I begin by congratulating Mr McCrossan on his maiden speech, not just because it is the proper tradition to do so but because it was a particularly well-crafted and equally well-delivered speech, and he spoke with very tenacious affection for his constituency. I think that many of us recall the service of his predecessor, Mr Joe Byrne, in his unassuming way. I think that many of us would like to join in wishing him well in his retirement.

Turning to this Budget, when I pick up a Budget Bill and read through it and look for some of the headline figures, there are always some things that strike me. One of the figures that struck me again was in clause 2(2) of this Budget, where we read that, in this current financial year, Northern Ireland has the benefit of resources of over £17 billion. It always causes me to pause and to ask: where does that money come from? Of course, the answer to that question, that some would rather not hear or face up to, is that that £17 billion comes as a direct consequence of our membership of the United Kingdom. It is because we are an integral part of the United Kingdom, entitled to share in its burdens and its riches, that we have that quantity of money at our disposal. For those who chase various constitutional moonbeams about alternative constitutional arrangements, one fact that they never like to face is where the money would come from. It is patently obvious that the benefits to Northern Ireland of being part of the United Kingdom, as reflected in the monetary settlement year-on-year, are colossal. I think that all citizens in Northern Ireland should reflect on that and be grateful.

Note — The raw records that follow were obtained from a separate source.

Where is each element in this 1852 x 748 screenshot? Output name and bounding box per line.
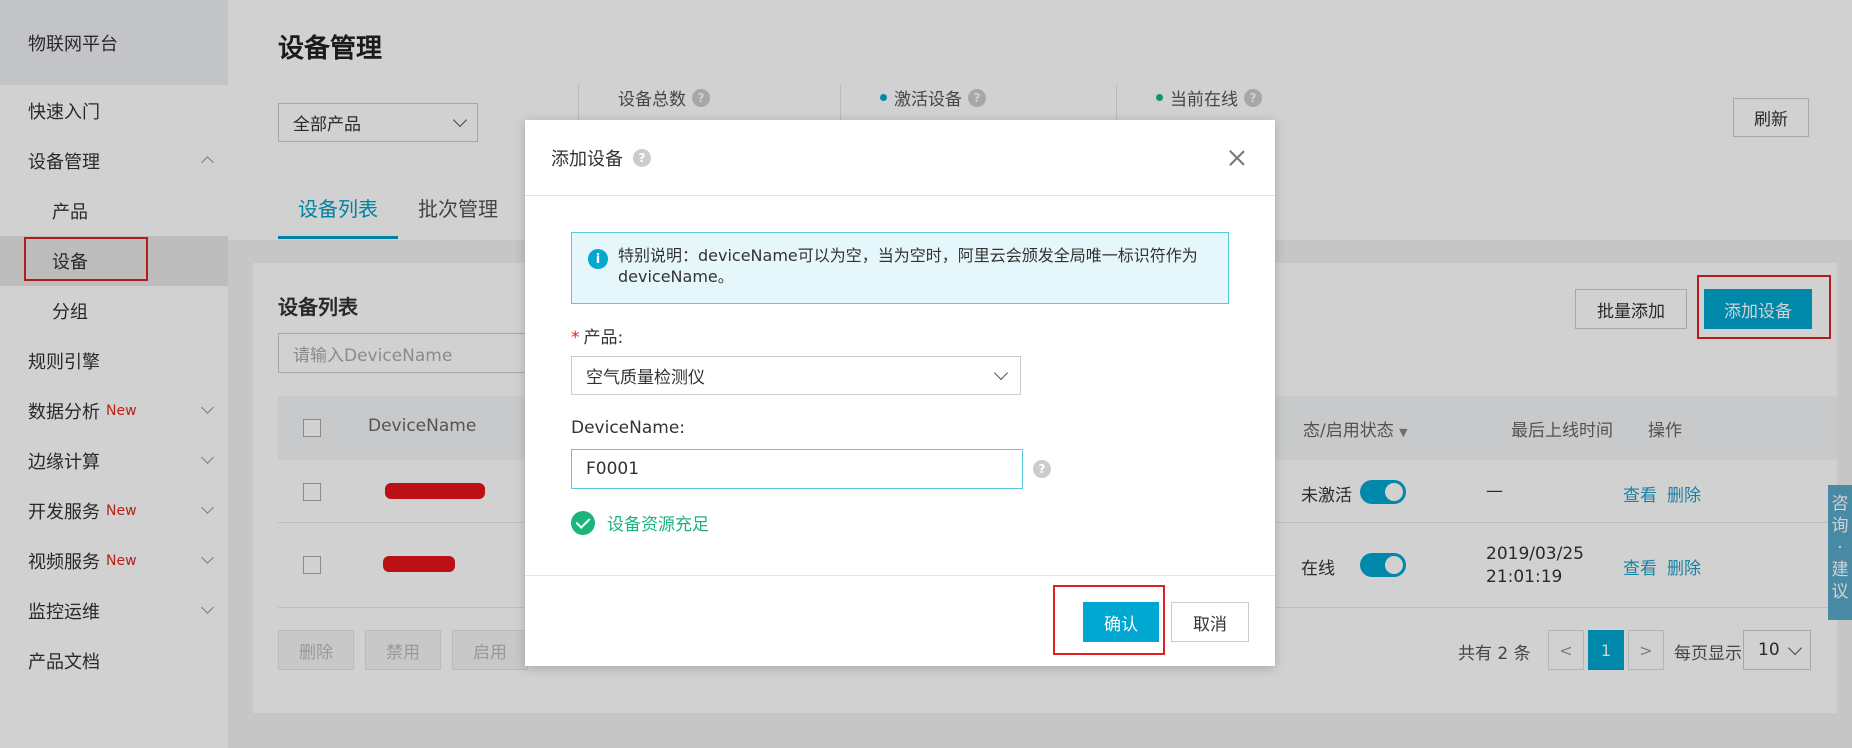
product-label-text: 产品: <box>583 328 624 348</box>
help-icon[interactable]: ? <box>1033 460 1051 478</box>
devicename-input[interactable]: F0001 <box>571 449 1023 489</box>
dialog-title: 添加设备 <box>551 148 623 170</box>
highlight-box <box>1053 585 1165 655</box>
cancel-button[interactable]: 取消 <box>1171 602 1249 642</box>
devicename-field-label: DeviceName: <box>571 418 686 438</box>
check-circle-icon <box>571 510 595 535</box>
product-select[interactable]: 空气质量检测仪 <box>571 356 1021 395</box>
info-icon: i <box>588 249 608 269</box>
add-device-dialog: 添加设备 ? i 特别说明：deviceName可以为空，当为空时，阿里云会颁发… <box>525 120 1275 666</box>
dialog-header: 添加设备 ? <box>525 120 1275 196</box>
info-notice: i 特别说明：deviceName可以为空，当为空时，阿里云会颁发全局唯一标识符… <box>571 232 1229 304</box>
resource-status-text: 设备资源充足 <box>607 515 709 535</box>
product-field-label: * 产品: <box>571 323 623 348</box>
required-marker: * <box>571 328 580 348</box>
close-icon[interactable] <box>1229 150 1245 166</box>
resource-status: 设备资源充足 <box>571 510 709 535</box>
dialog-footer-divider <box>525 575 1275 576</box>
chevron-down-icon <box>993 365 1009 381</box>
product-select-value: 空气质量检测仪 <box>586 368 705 388</box>
help-icon[interactable]: ? <box>633 148 651 167</box>
notice-text: 特别说明：deviceName可以为空，当为空时，阿里云会颁发全局唯一标识符作为… <box>618 246 1198 286</box>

I carried out a little exercise by looking at last year's Budget Bill because I wanted to see just where the variations were; where the uplifts were; and whether there were any telltale signs of why the uplifts were in respect of different Departments. The one that particularly caught my eye was DRD. In schedule 3 of this Budget, we have the sums granted for the upcoming year, 2016-17. If we go back and compare that to the comparable figure in last year's schedule 3, we discover that the Department for Regional Development has had a whopping 33% increase — £134 million extra. If you go to schedule 4, you will discover that resources for this year are an extra £107 million. How, or why, would that be?

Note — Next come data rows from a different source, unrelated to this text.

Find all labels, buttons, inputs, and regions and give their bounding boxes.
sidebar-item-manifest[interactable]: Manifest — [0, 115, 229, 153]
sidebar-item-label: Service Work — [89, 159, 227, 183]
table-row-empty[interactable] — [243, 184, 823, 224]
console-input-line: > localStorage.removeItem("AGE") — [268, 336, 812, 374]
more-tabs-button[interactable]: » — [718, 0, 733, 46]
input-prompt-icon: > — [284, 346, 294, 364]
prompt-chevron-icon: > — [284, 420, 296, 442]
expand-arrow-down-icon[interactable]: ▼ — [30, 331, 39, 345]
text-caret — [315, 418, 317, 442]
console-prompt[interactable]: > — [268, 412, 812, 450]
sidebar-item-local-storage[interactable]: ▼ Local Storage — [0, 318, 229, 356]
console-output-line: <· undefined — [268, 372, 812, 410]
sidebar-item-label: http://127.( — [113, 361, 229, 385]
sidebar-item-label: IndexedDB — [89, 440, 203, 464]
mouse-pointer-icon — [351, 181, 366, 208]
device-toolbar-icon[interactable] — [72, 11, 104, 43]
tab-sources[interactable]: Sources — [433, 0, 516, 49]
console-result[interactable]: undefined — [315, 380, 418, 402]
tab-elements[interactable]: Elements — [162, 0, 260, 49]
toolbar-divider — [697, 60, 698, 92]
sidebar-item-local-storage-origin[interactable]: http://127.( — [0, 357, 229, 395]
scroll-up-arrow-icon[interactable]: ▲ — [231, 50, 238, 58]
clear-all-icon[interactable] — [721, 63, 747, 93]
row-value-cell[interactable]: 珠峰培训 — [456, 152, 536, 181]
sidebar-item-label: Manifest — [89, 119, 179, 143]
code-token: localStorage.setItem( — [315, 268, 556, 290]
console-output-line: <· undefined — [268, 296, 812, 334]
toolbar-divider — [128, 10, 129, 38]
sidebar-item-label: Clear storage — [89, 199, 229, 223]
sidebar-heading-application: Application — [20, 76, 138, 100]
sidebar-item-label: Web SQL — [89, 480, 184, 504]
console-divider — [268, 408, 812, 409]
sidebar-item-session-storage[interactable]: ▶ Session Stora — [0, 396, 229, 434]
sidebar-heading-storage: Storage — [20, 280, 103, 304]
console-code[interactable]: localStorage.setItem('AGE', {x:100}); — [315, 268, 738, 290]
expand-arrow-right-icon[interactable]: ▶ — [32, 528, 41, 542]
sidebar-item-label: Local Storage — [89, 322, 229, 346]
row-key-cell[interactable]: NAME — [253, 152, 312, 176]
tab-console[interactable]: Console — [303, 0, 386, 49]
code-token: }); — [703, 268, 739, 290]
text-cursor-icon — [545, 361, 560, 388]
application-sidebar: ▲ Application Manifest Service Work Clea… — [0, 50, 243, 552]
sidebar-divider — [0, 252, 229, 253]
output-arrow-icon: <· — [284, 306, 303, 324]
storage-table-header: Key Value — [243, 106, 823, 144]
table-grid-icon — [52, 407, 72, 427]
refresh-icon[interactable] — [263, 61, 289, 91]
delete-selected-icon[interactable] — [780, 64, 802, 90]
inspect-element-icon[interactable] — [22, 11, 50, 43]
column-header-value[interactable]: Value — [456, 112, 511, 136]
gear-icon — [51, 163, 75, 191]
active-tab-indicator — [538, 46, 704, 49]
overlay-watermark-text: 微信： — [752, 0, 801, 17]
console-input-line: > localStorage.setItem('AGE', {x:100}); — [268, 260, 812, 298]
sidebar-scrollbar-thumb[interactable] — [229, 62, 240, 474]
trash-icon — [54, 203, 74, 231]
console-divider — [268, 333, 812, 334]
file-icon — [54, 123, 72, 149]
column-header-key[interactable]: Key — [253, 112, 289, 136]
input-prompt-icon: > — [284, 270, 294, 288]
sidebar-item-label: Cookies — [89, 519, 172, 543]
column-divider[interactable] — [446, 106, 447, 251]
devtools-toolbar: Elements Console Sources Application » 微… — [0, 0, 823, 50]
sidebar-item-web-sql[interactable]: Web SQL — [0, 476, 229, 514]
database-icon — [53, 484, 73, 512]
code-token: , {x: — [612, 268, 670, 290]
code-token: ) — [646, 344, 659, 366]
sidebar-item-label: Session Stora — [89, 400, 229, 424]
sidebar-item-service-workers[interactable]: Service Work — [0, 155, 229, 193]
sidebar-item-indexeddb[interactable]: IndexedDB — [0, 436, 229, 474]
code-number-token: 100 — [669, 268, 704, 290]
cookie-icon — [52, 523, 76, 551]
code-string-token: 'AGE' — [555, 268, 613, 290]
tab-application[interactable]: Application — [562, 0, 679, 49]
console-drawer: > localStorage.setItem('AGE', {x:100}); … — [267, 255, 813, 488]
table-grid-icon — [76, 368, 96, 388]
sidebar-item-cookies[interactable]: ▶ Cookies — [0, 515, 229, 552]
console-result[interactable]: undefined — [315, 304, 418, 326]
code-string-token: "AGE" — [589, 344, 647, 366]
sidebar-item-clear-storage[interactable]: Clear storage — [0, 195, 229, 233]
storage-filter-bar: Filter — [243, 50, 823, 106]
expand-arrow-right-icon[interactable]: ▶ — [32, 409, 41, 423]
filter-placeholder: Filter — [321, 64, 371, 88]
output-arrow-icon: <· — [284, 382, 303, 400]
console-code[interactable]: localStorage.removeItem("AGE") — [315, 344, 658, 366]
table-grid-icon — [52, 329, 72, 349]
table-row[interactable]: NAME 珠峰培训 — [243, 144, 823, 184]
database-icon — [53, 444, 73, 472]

Is it the hand of politics in this Budget? Could it be that, now that courtesy of IRA murder the DRD is held by the DUP, the idea of starving another Minister of funding is no longer appropriate and that, suddenly, largesse is the order of the day? Could it be that an upcoming election could also be a contributor to that? I find it rather striking; when you compare last year's Bill with this year's, that is something that jumps out at one quite significantly.

Other things that are obvious in this Budget include the extra money poured into welfare and to attain the so-called Fresh Start Agreement. Yes, of course, it was indeed a very significant climbdown by Sinn Féin from its promise that no one, whether a new or existing claimant, would ever suffer under welfare, but also a very significant diversion of funds that would otherwise have been available for health, education and other necessary expenditures. It was a very significant diversion from other aspects of the block grant into supporting welfare supplements, so that the Minister could sing off the same hymn sheet as Sinn Féin on welfare. Not everyone will know this, but the Minister has some claim to accomplishment in the singing stakes himself. He is not unknown for his singing talents and, indeed, he has, I understand, an O level in music. That is more than I have, I have to say, but he is well equipped to sing off the same hymn sheet on this particular issue.

Where it really strikes me as bizarre is that there is money for that, but when you look at the issue of economic inactivity in Northern Ireland, as we heard earlier today — I think it was from Mr McCrea — we are the worst performing region. We have the highest level of economic inactivity. Last March, the Employment and Learning Minister, Dr Farry, brought forward a strategy to tackle economic inactivity. Here we are, 12 months on and looking forward to another 12 months, and that strategy remains unresourced in this Budget. So we are finding money to prop up, sustain and supplement welfare benefits, but when it comes to the idea of dealing with our high level of economic inactivity and encouraging more people from being economically inactive to being economically active, there is not a penny piece in this Budget for the strategy to address economic inactivity. That, I think, is a gross failing.